Item #2491 Relacion del Funeral Entierro, y Exequias de el Illmo. Sr. Dr. D. Manuel Rubio y Salinas Arzobispo Que Fue de Esta Santa Iglesia Metropolitana de Mexico. Juan Becerra Moreno.
Relacion del Funeral Entierro, y Exequias de el Illmo. Sr. Dr. D. Manuel Rubio y Salinas Arzobispo Que Fue de Esta Santa Iglesia Metropolitana de Mexico...
Relacion del Funeral Entierro, y Exequias de el Illmo. Sr. Dr. D. Manuel Rubio y Salinas Arzobispo Que Fue de Esta Santa Iglesia Metropolitana de Mexico...

Relacion del Funeral Entierro, y Exequias de el Illmo. Sr. Dr. D. Manuel Rubio y Salinas Arzobispo Que Fue de Esta Santa Iglesia Metropolitana de Mexico...

Mexico City: En la Imprenta del Real y Mas Antiguo Colegio de S. Ildefonso, 1766. [10],155pp., plus large folding plate. Small quarto. Contemporary limp vellum, manuscript spine title. Remnants of vellum ties at fore-edge; spine mostly perished. Minor dampstaining to vellum. Two short tears at gutter of folding plate, well away from image. Quite clean internally. Very good. Item #2491

From January 1748 until his death in July 1765, Manuel Rubio y Salinas was the Archbishop of Mexico City. This period coincided with the rebirth and expansion of the Mexican mining industry, which fostered great wealth, new secular and ecclesiastical institutions, and an architectural boom in the viceregal capital. Rubio and the Church benefitted from the new wealth in significant material ways, but he remained popular throughout his tenure for attention to prevalent social concerns and dedication to his religious duties. One of his most significant achievements was the procuration of the 1754 papal decree that made Our Lady of Guadalupe the patron saint of New Spain.

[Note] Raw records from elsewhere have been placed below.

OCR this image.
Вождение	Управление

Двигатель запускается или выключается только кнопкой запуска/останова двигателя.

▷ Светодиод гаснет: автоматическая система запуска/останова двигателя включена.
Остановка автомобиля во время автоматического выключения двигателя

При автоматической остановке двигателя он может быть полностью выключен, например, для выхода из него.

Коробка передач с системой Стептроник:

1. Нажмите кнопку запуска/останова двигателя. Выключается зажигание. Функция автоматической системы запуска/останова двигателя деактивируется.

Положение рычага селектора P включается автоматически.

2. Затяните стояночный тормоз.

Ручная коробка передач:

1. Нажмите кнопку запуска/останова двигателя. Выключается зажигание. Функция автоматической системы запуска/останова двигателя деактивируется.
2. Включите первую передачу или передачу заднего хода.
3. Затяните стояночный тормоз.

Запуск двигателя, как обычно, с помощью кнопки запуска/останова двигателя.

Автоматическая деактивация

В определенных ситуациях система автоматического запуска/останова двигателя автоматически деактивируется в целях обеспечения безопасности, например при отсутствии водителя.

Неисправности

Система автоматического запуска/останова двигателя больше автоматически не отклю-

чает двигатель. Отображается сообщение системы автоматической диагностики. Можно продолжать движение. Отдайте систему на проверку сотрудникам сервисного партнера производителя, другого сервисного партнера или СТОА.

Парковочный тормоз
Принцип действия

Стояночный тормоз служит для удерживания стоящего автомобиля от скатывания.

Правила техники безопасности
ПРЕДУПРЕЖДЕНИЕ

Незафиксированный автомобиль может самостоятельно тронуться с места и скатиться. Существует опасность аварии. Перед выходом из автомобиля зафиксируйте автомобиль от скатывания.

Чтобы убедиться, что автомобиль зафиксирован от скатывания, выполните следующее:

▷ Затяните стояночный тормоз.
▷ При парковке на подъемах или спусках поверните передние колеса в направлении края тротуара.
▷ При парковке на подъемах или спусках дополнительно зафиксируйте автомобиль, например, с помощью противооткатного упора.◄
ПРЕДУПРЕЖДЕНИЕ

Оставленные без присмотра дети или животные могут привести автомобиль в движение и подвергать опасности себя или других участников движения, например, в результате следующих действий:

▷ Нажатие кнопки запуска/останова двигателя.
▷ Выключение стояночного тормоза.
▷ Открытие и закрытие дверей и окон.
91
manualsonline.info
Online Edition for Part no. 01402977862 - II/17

When Rubio died, all of Mexico City turned its energy towards his commemoration, much of which is summarized and transcribed in the present volume. The work includes a Spanish-language account of the last days of the Archbishop, his death, and his burial (pp.1-87); followed by the Latin funeral oration, "Maximum occidentis sidus...," spoken by Pedro José Rodriquez de Arizpe (pp.87-112); and concluded by a second funeral sermon given in Spanish by Cayetano Antonio de Torres. The account of the burial includes a detailed description of the cenotaph that the city erected for Rubio, including transcription of the inscriptions and epigrams by F.J. Alegre. Following the conclusion of the text, there is a large folding engraved plate by Manuek Villavicencio, one of the most prominent and skilled engravers of the period in colonial Mexico, that depicts the design of the funeral monument by Miguel Cabrera, "Pintor Americano," in exquisite detail and precisely to scale.

Extremely scarce on the market; no copies appear in available auction records since the Brinley Sale, almost 150 years ago, where Maximilian I's copy of this work brought $16 (!!). A good source for the study of Mexican colonial architecture, religious ceremonies, and death rituals; and very good, clean copy, with an outstanding example of the excellent and large architectural engraving.